Once again, I seem to have a minority opinion about a book. The plot: male teen (Quentin) obsessed (infatuated) with next door neighbor (Margo Roth Spiegelman) goes through incredible lengths to find her after she disappears. He believes he finds clues that she has left for HIM so that he alone will be able to track her down and “rescue” her. He enlists the help of his friends in this search; all the while worried about this girl he has never had a relationship with beyond a grade school friendship.

Although the teens in the story did, at times, act like typical high school seniors, exhibit teen humor and antics -- the entire scenario was implausible and did not reflect the emotions, activities, and obsessions typical of any 17 year old boy I've ever seen. I checked out my thoughts on this with Chance -- a fairly typical 17 year old soccer player who also found it difficult to believe the male character's actions and motivations. This book did not ring true on the most fundamental levels - it was pretty unrealistic and sort of pathetic that this boy fancies himself on a noble quest and sees himself as a hero, ultimately, hopefully to her. Unrequited teen infatuation, angst, drama, a car trip -- all of it hard to swallow.

The novel started off to be entertaining but then it seemed to dwindle into tediousness. The overly long focus on the words and analysis of Leaves of Grass, and the plodding and painstaking descriptions of all the search attempts left me bored and impatient.

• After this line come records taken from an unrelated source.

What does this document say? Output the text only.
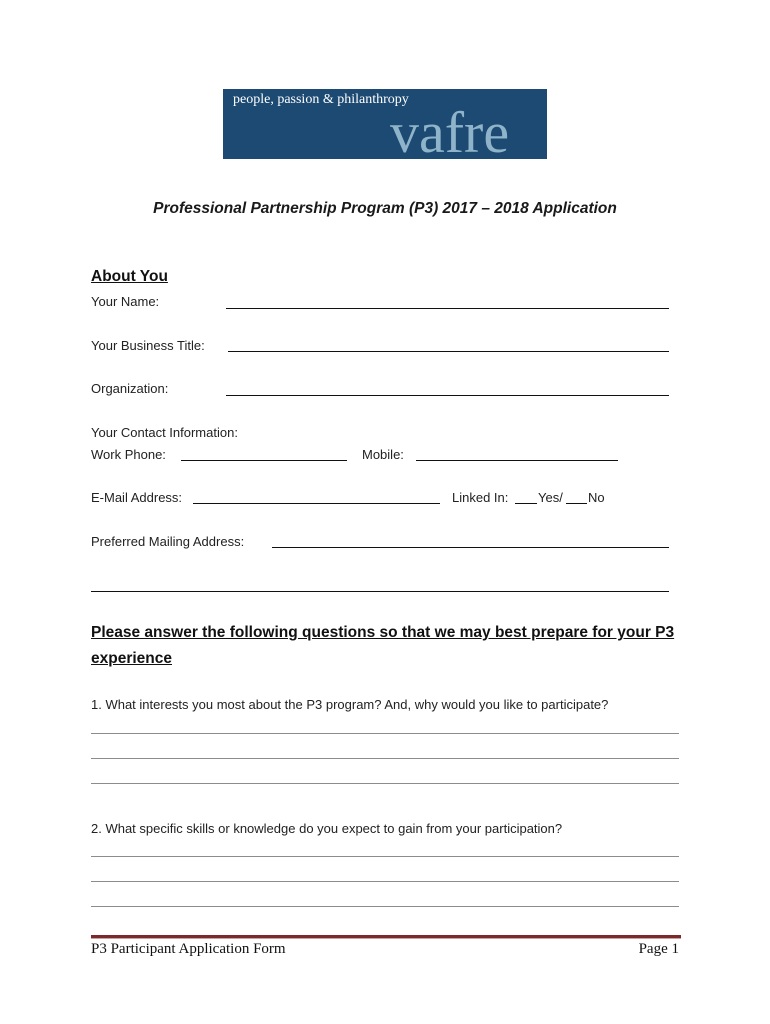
people, passion & philanthropy
vafre
Professional Partnership Program (P3) 2017 – 2018 Application
About You
Your Name:
Your Business Title:
Organization:
Your Contact Information:
Work Phone:	Mobile:
E-Mail Address:	Linked In: Yes/ No
Preferred Mailing Address:
Please answer the following questions so that we may best prepare for your P3 experience
1. What interests you most about the P3 program? And, why would you like to participate?
2. What specific skills or knowledge do you expect to gain from your participation?
P3 Participant Application Form	Page 1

Many times I just wanted it all to be over with and was tempted to just read the ending. I kept going hoping that the conclusion would be so astounding as to redeem the rest of the filler. It didn't. The last few chapters were just ……..completely unbelievable. I did learn something very interesting that I did not know, and that was the definition and explanation of the term “Paper Town.”

The morals of this story: Stop imagining positive qualities and characteristics of people you don't really know. They aren't worth it. Get to know the real person and see people how they really are, not the way you want them to be. Do not fall for an illusion.

Recommendation: Borrow, don't buy.

2 comments:

Anonymous said...

no thank you. this book sounds boring.

-anna thieman (senior)-

Bethany Miscannon said...

I disagree with this review. John Green is my favorite modern author and I enjoyed the book immensely.